As his business looks to continually innovate and surprise its customers, DeLuca says he is “shocked” more businesses don’t operate in a similar way.

“If companies want to play it safe, they won’t be around for very long. Consumers are getting smarter, and they want to feel connected to a brand,” he says.

But in a world of startups all trying to be a unicorn—a company valued at over $1 billion dollars—DeLuca says his company doesn’t want to be like that.

“Everyone wants to be the unicorn, but sometimes a single double or triple is just as good as a home run,” he says.

“I’m not trying to be a billion-dollar company, and that’s okay. Not every startup has to shoot for this super rare thing, if it happens it happens.”

With his sights on the future, DeLuca says his ambition is of “owning the sock drawer”.

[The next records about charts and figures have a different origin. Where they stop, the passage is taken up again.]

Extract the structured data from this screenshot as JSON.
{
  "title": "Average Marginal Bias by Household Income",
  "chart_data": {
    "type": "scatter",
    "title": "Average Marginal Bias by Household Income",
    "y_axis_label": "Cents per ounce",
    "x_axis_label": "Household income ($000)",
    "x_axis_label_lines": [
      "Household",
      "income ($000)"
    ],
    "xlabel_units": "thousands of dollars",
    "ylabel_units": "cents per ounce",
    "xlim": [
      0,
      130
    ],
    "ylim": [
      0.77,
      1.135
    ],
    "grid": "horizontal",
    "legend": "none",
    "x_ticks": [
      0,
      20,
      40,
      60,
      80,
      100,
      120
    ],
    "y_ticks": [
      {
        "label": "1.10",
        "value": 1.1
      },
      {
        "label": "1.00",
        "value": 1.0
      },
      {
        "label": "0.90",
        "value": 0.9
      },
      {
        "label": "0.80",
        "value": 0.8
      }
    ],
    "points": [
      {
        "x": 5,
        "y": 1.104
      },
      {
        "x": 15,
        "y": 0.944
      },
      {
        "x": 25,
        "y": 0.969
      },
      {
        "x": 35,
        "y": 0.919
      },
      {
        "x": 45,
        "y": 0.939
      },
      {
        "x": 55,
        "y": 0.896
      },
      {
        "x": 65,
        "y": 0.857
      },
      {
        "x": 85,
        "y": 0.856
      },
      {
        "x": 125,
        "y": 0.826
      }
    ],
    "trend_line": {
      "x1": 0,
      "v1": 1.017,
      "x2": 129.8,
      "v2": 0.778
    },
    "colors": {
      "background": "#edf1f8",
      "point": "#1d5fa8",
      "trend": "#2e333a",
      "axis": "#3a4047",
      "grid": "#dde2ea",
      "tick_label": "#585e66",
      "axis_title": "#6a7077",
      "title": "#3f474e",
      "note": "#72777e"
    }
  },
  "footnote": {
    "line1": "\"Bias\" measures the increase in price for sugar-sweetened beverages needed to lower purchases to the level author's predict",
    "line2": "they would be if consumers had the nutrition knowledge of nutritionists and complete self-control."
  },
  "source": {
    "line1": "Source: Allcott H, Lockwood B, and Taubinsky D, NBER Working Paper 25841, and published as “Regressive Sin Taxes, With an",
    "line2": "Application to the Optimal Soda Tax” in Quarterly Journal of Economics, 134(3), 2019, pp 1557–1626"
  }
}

“We’re about to launch shorter ankle socks, called ‘no-shows’, along with a series of luxury socks with more subdued patterns,” he says.

“We’re also going to launch some collaborations with designers soon to hopefully bring in some new customers.

“We’ve seen millions in revenue with just one type of sock, and we’ve still got so much to do. We’re going to keep growing and keep having fun.”